Slovenia is already paying huge sums to obtain these foreign loans. “Slovenia is currently expending about 1.5 percent of its budget just to pay them off”, said political analyst Marko Lovec. He doubts that the cuts made so far will be enough.

By resorting to tax increases and privatising many formerly state-owned enterprises, Bratusek is continuing policies of the former government of Janez Jansa. His aim is to make the population pay for the restoration of the countries’ ailing banks, which are in debt to the extent of approximately €7 billion (US$9.3 billion) or a fifth of the GDP.

Taxes were increased on July 1. The rate of VAT was increased by 1.0 percent to 9.5 percent, which the government estimates would bring about €1 billion (US$1.3 billion) into the state coffers. There were also cuts in public spending, and civil servants’ salaries were again reduced.

Public shares in the Mercator supermarket chain were sold off in May. The sales volume amounted to about €500,000 (US$664,000), making it the biggest privatisation transaction in recent years. The state also plans to sell public shares in a further 15 large companies, including those in the country’s second largest bank, Nova KBM, Slovenia Telecom, and Adria Airways. Bratusek has already announced that more companies will be privatised if necessary.

Government representatives have been officially protesting for months that they would be able to make the required cuts without the “troika”—the European Commission (EC), European Central Bank (ECB) and International Monetary Fund (IMF)—having to intervene.

When Bratusek and German chancellor Angela Merkel recently met, it was stressed that German companies should have the opportunity to participate in the privatisation of state enterprises in Slovenia.

Since the outbreak of the global economic crisis, unemployment in the country has risen by more than 10 percent. Poverty is becoming more and more acute. An average Slovenian family today spends almost 25 percent of its income on food alone. The government intends to transfer bad loans to a so-called bad bank, but this step has not yet received approval from the EC, apparently because the so-called stress tests for banks have not yet been completed.

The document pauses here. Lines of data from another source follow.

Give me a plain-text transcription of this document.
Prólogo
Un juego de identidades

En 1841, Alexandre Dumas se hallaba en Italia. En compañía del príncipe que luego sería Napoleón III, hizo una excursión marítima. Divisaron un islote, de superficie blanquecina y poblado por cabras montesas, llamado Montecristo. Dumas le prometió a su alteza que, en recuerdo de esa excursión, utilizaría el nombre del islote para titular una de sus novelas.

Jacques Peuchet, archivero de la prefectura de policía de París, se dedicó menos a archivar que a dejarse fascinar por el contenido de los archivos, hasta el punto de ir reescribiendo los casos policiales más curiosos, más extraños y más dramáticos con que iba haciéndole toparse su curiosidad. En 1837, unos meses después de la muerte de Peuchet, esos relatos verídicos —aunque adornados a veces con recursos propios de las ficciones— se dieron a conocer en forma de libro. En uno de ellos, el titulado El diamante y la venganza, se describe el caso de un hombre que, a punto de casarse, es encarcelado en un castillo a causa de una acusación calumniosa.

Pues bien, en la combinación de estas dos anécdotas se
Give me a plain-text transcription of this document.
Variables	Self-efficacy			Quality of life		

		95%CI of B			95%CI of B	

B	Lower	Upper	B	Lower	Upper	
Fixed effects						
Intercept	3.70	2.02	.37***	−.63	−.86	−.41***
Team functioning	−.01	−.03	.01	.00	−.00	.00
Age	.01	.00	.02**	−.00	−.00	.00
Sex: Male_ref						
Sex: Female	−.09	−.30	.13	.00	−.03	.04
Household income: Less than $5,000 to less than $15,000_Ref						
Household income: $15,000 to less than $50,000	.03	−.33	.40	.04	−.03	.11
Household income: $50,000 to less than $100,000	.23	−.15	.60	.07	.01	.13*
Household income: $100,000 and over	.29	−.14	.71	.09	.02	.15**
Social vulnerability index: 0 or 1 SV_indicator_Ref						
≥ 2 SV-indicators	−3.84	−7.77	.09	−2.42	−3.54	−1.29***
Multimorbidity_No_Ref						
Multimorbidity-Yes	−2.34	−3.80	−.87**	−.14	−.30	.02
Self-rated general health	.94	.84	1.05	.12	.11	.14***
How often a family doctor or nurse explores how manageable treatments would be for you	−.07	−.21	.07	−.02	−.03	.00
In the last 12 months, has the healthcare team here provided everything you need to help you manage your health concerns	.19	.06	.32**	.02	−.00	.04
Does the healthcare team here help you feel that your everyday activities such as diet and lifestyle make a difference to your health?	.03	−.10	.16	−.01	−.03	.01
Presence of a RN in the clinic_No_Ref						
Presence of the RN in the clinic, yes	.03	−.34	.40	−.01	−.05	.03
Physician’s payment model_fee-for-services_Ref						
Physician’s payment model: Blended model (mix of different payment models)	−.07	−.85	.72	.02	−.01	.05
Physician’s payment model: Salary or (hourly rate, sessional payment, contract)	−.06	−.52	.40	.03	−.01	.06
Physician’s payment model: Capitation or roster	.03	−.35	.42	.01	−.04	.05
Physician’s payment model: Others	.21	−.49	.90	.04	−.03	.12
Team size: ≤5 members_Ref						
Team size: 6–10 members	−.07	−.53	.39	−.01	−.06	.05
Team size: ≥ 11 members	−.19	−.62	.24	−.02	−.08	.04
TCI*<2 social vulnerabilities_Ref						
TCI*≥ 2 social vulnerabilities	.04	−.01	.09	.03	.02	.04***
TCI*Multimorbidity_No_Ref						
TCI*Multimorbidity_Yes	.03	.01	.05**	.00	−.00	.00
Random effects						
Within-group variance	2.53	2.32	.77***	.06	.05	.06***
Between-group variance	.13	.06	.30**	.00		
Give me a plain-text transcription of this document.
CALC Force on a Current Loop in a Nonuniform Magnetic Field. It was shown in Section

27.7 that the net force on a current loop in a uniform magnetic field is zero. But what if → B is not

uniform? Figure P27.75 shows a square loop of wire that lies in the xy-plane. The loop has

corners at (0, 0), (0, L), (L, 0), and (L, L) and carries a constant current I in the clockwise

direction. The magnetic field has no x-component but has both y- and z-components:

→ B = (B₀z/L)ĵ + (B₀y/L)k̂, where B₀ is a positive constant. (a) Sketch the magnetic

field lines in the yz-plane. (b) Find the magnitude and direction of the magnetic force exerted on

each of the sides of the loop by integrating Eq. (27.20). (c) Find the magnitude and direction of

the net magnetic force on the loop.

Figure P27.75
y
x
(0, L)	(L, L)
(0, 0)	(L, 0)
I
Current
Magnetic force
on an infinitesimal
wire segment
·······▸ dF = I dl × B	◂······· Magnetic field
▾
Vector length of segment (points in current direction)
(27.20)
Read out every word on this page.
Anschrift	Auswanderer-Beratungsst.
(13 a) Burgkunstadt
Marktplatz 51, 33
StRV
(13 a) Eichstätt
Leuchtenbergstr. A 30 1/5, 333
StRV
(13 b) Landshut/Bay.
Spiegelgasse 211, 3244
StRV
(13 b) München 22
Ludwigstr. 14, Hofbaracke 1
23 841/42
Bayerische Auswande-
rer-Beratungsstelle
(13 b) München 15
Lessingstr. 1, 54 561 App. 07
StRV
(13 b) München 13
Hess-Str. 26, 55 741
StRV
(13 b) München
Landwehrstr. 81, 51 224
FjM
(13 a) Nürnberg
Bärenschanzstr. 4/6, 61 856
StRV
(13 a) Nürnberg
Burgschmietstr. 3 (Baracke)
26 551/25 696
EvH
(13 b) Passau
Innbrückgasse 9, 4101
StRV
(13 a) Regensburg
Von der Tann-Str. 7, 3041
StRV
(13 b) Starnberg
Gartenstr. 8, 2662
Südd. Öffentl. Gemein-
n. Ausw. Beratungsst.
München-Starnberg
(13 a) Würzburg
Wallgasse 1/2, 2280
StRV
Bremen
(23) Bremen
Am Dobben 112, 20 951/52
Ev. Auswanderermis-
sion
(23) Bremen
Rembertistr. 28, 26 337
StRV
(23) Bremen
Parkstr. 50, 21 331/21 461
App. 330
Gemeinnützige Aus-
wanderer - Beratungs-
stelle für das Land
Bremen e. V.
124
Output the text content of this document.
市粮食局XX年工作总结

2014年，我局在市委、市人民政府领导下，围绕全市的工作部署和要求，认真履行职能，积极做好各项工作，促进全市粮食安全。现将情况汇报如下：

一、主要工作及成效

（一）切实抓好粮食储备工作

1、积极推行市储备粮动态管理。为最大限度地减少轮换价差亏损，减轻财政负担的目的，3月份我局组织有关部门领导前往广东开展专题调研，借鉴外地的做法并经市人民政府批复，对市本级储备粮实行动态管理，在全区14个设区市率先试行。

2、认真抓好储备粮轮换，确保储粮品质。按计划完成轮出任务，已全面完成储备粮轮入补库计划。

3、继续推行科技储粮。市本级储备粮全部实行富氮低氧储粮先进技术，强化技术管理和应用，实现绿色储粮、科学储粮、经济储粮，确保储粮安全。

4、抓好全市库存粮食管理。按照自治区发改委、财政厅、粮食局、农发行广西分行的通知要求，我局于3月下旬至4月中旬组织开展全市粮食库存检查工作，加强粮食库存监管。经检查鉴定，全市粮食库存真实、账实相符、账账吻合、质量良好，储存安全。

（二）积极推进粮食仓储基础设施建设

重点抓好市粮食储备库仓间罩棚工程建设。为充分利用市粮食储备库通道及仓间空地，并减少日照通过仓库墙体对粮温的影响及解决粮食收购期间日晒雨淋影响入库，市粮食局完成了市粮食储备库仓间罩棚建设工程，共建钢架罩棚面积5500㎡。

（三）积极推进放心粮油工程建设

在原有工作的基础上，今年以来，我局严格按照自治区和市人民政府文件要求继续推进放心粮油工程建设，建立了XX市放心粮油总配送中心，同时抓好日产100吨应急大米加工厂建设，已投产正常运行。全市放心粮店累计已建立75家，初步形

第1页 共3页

The prospects for the former Yugoslav constituent republic are bleak. A recent report from the Ernst & Young accounting firm estimates that Slovenia’s economy will shrink by 4.9 percent this year, with the trend continuing into 2014. Exports to the EU are projected to fall 2.5 percent, and unemployment could reach 14 percent next year.

Under these conditions, violent conflicts are erupting inside the Slovenian political elite. Zoran Jankovic, Ljubljana’s mayor and former head of the Positive Slovenia (PS) party, publicly opposed the government’s financial plans.

Jankovic called on the party he himself founded to hold a party congress in order to reinstate him as its leader. Earlier this year, he was forced to step down from the party leadership over corruption allegations. “But Jankovic still has support within the party”, said political analyst Lovec in an interview. If it actually comes to a vote between Jankovic and Bratusek, the prime minister’s chances would be very slim.

The conflicts within the PS are purely tactical, however. Both Bratusek and Jankovic support the rigid austerity policy.

However, the return of Jankovic would dramatically affect the coalition. The PS’s coalition partners—the Desus pensioners’ party and the Social Democratic Party (SD)—have announced that Jankovic’s return to power would mean the collapse of government. Lovec comments, “If Jankovic triggers a political crisis, the stalling of budgetary consolidation and consequent inability to continue borrowing money on international markets would mean that the Troika would be heading for Slovenia”.

But the ruling parties above all fear a resurgence of popular protest. In late 2012 and early this year, tens of thousands participated in protests. The demonstrators’ anger was directed at the austerity programme of Janesz Jansa’s right-wing government, whose policies Bratusek is now continuing.